Ten days ago Stokes became the highest overseas signing in IPL history when Rising Pune Supergiants secured his services for £1.7million.
The talismanic all-rounder has been given permission by the England and Wales Cricket Board to play in six of the IPL’s seven weeks across April and May, meaning he will earn more in that time than from his year-long England central contract.
Stokes, currently on England duty and about to face West Indies in three one-day internationals, said on Wednesday that he feels “a little bit awkward” about his IPL jackpot, adding: “I’ve found it very tough to talk about.”
Yet Taylor, who could be forgiven for being envious after he was forced to retire from playing cricket aged 26 almost a year ago, thinks Stokes has warranted his IPL windfall given his all-round displays for England.
Speaking at a Chance to Shine event to mark World Book Day, Taylor told Press Association Sport: “I understand [Stokes’ feelings] because it’s a lot of money. People will be thinking about the money.
“If there’s one player that probably does warrant that, if anyone’s going to get paid that amount of money, you want somebody who can bat, bowl, field and is probably the best in the world.
“If anybody deserves it, he probably does the way he’s playing at the moment, the way he performed in India, that’s the key.
“He performed when he needed to, when he was trying to get signed, he did the job that he needed to do.
“If anybody deserves it, he does. It’s only natural to feel that way because it’s a lot of money, but I’m sure he will back it up.”
Stokes is centre of attention in the Caribbean, not only for his impending IPL earnings, but as he is about to face nemesis Carlos Brathwaite for the first time since their famous World Twenty20 final duel.
Brathwaite and West Indies stunningly won that with his four consecutive sixes off Stokes, but Taylor believes the Englishman will be ready for the Barbadian powerhouse come Friday’s first ODI in Antigua.
“He will have learnt a lot,” Taylor said of Stokes, whom he played alongside for much of his all-too-short England career.
“The best players in the world are the ones that learn the quickest and the ones that learn the most from the mistakes that they make.
“I’m sure Ben will have learnt a lot from that final, the T20 final. He will have learnt a lot from that and he’ll come out a lot stronger as a result of it.
“I’m sure he’ll have his plans up his sleeve, if in that situation again.
“We know how much Ben has gone from strength to strength, this winter especially on the sub-continent, he’s got more skills, he’s more consistent than ever and that’s one of the reasons why he’s one of the most sought-after players in the world.”

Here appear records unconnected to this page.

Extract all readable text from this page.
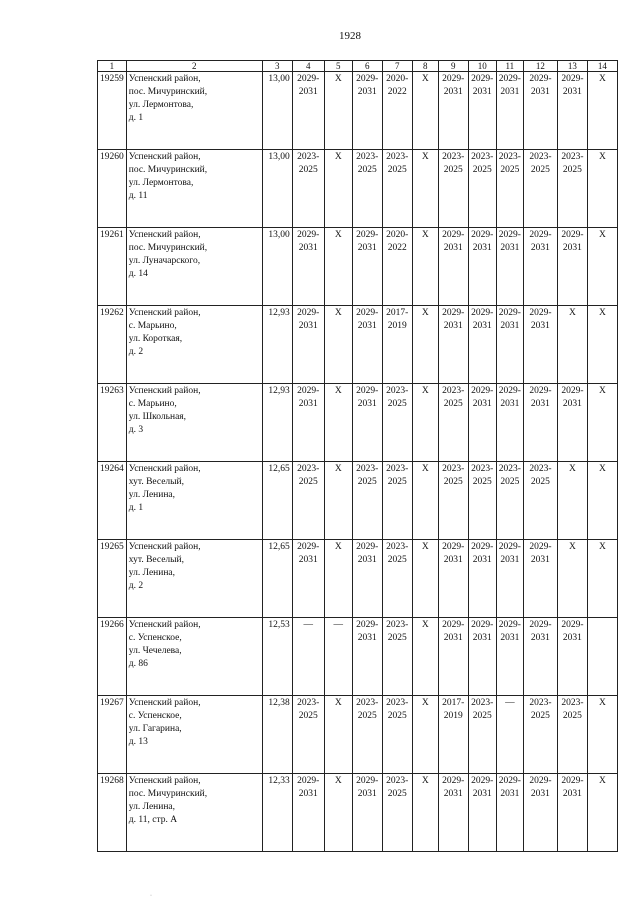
1928
1	2	3	4	5	6	7	8	9	10	11	12	13	14
19259	Успенский район,
пос. Мичуринский,
ул. Лермонтова,
д. 1	13,00	2029-
2031	X	2029-
2031	2020-
2022	X	2029-
2031	2029-
2031	2029-
2031	2029-
2031	2029-
2031	X

19260	Успенский район,
пос. Мичуринский,
ул. Лермонтова,
д. 11	13,00	2023-
2025	X	2023-
2025	2023-
2025	X	2023-
2025	2023-
2025	2023-
2025	2023-
2025	2023-
2025	X

19261	Успенский район,
пос. Мичуринский,
ул. Луначарского,
д. 14	13,00	2029-
2031	X	2029-
2031	2020-
2022	X	2029-
2031	2029-
2031	2029-
2031	2029-
2031	2029-
2031	X

19262	Успенский район,
с. Марьино,
ул. Короткая,
д. 2	12,93	2029-
2031	X	2029-
2031	2017-
2019	X	2029-
2031	2029-
2031	2029-
2031	2029-
2031	X	X

19263	Успенский район,
с. Марьино,
ул. Школьная,
д. 3	12,93	2029-
2031	X	2029-
2031	2023-
2025	X	2023-
2025	2029-
2031	2029-
2031	2029-
2031	2029-
2031	X

19264	Успенский район,
хут. Веселый,
ул. Ленина,
д. 1	12,65	2023-
2025	X	2023-
2025	2023-
2025	X	2023-
2025	2023-
2025	2023-
2025	2023-
2025	X	X

19265	Успенский район,
хут. Веселый,
ул. Ленина,
д. 2	12,65	2029-
2031	X	2029-
2031	2023-
2025	X	2029-
2031	2029-
2031	2029-
2031	2029-
2031	X	X

19266	Успенский район,
с. Успенское,
ул. Чечелева,
д. 86	12,53	—	—	2029-
2031	2023-
2025	X	2029-
2031	2029-
2031	2029-
2031	2029-
2031	2029-
2031	

19267	Успенский район,
с. Успенское,
ул. Гагарина,
д. 13	12,38	2023-
2025	X	2023-
2025	2023-
2025	X	2017-
2019	2023-
2025	—	2023-
2025	2023-
2025	X

19268	Успенский район,
пос. Мичуринский,
ул. Ленина,
д. 11, стр. А	12,33	2029-
2031	X	2029-
2031	2023-
2025	X	2029-
2031	2029-
2031	2029-
2031	2029-
2031	2029-
2031	X
·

Little over a year ago Taylor was a member of England’s squad for a one-day series with South Africa, having just performed a key role in an unexpected Test series win over the Proteas.
Taylor’s world turned upside down on April 5 when he fell ill while preparing for Nottinghamshire’s pre-season friendly with Cambridge University and nearly died.
He was diagnosed in hospital with a rare heart condition that afflicts one in 5,000 people.
Having had a defibrillator fitted and been told he could not play cricket again, Taylor has focused mainly on cricket media work instead of continuing his international career.
He reflected: “I’m still getting used to a new body and stuff, but that’s all it is, just adjusting gradually, getting used to things. I’m alright. I’m still here. I’m still alive, so it’s not too bad.”